Brytyjska Izba Gmin zbierze się ponownie we wtorek 17 grudnia, a jeśli w wyniku przedterminowych wyborów Boris Johnson pozostanie premierem, program legislacyjny rządu zostanie przedstawiony 19 grudnia - poinformował rząd w poniedziałek (25.11.19 r.).
Program legislacyjny rządu na nową sesję parlamentu przedstawia królowa podczas uroczystej mowy tronowej. Ponieważ będzie on bardzo podobny do tego, który Elżbieta II wygłosiła w połowie października, w oświadczeniu wydanym przez Downing Street zasugerowano, że mowa tronowa może mieć mniej ceremonialną formę niż zwykle. Takie przypadki czasem mają miejsce - po raz ostatni po wyborach w czerwcu 2017 roku, które również odbyły się przed terminem.

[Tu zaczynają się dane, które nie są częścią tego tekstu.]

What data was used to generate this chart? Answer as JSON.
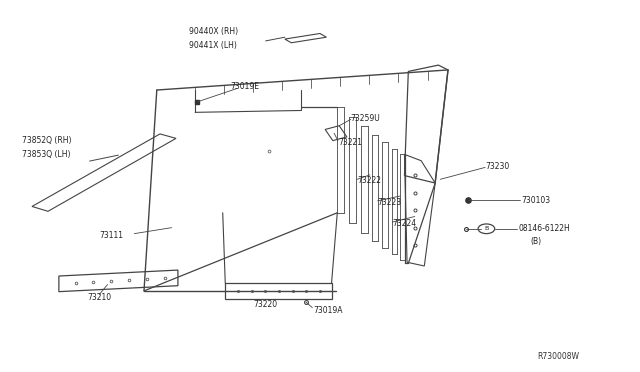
{
  "bg_color": "#ffffff",
  "line_color": "#444444",
  "text_color": "#222222",
  "ref_number": "R730008W",
  "labels": {
    "90440X_RH": "90440X (RH)",
    "90441X_LH": "90441X (LH)",
    "73019E": "73019E",
    "73852Q_RH": "73852Q (RH)",
    "73853Q_LH": "73853Q (LH)",
    "73111": "73111",
    "73230": "73230",
    "730103": "730103",
    "08146_6122H": "08146-6122H",
    "B_parens": "(B)",
    "73224": "73224",
    "73223": "73223",
    "73222": "73222",
    "73221": "73221",
    "73259U": "73259U",
    "73019A": "73019A",
    "73220": "73220",
    "73210": "73210"
  }
}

Rząd dodał, że jeśli w wyniku wyborów nastąpiłaby zmiana na stanowisku premiera, mowa tronowa odbędzie się zapewne w styczniu, już z pełnym ceremoniałem, ale decyzja o terminie należeć będzie już do nowej administracji.

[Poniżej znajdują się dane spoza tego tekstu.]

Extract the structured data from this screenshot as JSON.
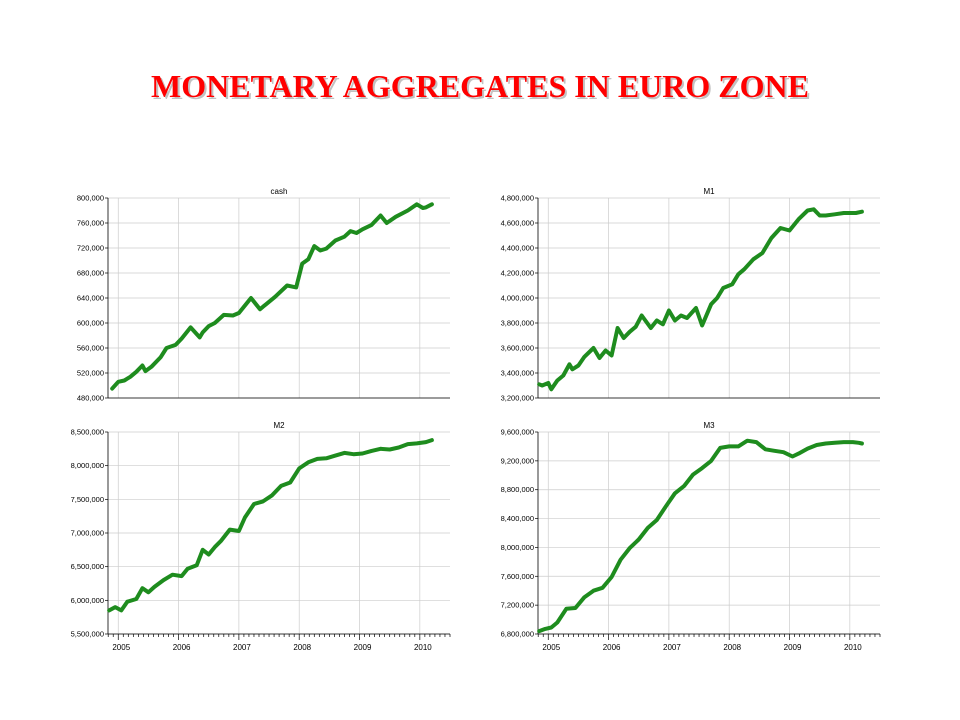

Wybory, czyli trudno przewidzieć co się stanie
Sondaże przed wyznaczonymi na 12 grudnia wyborami nie wskazują, by ten drugi scenariusz był bardzo prawdopodobny. Rządząca Partia Konserwatywna cieszy się poparciem ok. 42-45% ankietowanych i ma 10-12 punktów procentowych przewagi nad głównym ugrupowaniem opozycji, Partią Pracy. Jednak z racji tego, iż kwestia wyjścia kraju z Unii Europejskiej osłabiła dotychczasową lojalność wyborców wobec partii politycznych, nie należy traktować wyniku wyborów jako przesądzonego. Oprócz tego, dochodzi jeszcze kwestia ordynacji wyborczej - w Wielkiej Brytanii są jednomandatowe okręgi wyborcze, nie ma ordynacji proporcjonalnej, jak w Rzeczpospolitej.
Podczas niedzielnej prezentacji programu wyborczego konserwatystów Boris Johnson zapowiedział, że jeśli jego ugrupowanie wygra, jeszcze przed Bożym Narodzeniem przedstawi posłom do zatwierdzenia umowę o warunkach wyjścia z UE, którą uzgodnił w połowie października.
Powody
Niezdolność parlamentu do przyjęcia jakiegokolwiek wspólnego stanowiska w kwestii brexitu jest głównym powodem tego, że wybory odbywają się na dwa i pół roku przed planowanym terminem.
Wcześniej opozycja skutecznie zablokowała wniosek o przedterminowych wyborach, zaproponowany przez Borisa Johnsona. Była to kuriozalna sytuacja, zważajac na to, że za rządu Theresy May opozycyjni politycy nieustannie domagali się przyspieszonych wyborów.
Dopiero opóźnienie brexitu sprawiło, że opozycyjni politycy zmienili zdanie w kwestii wyborczej.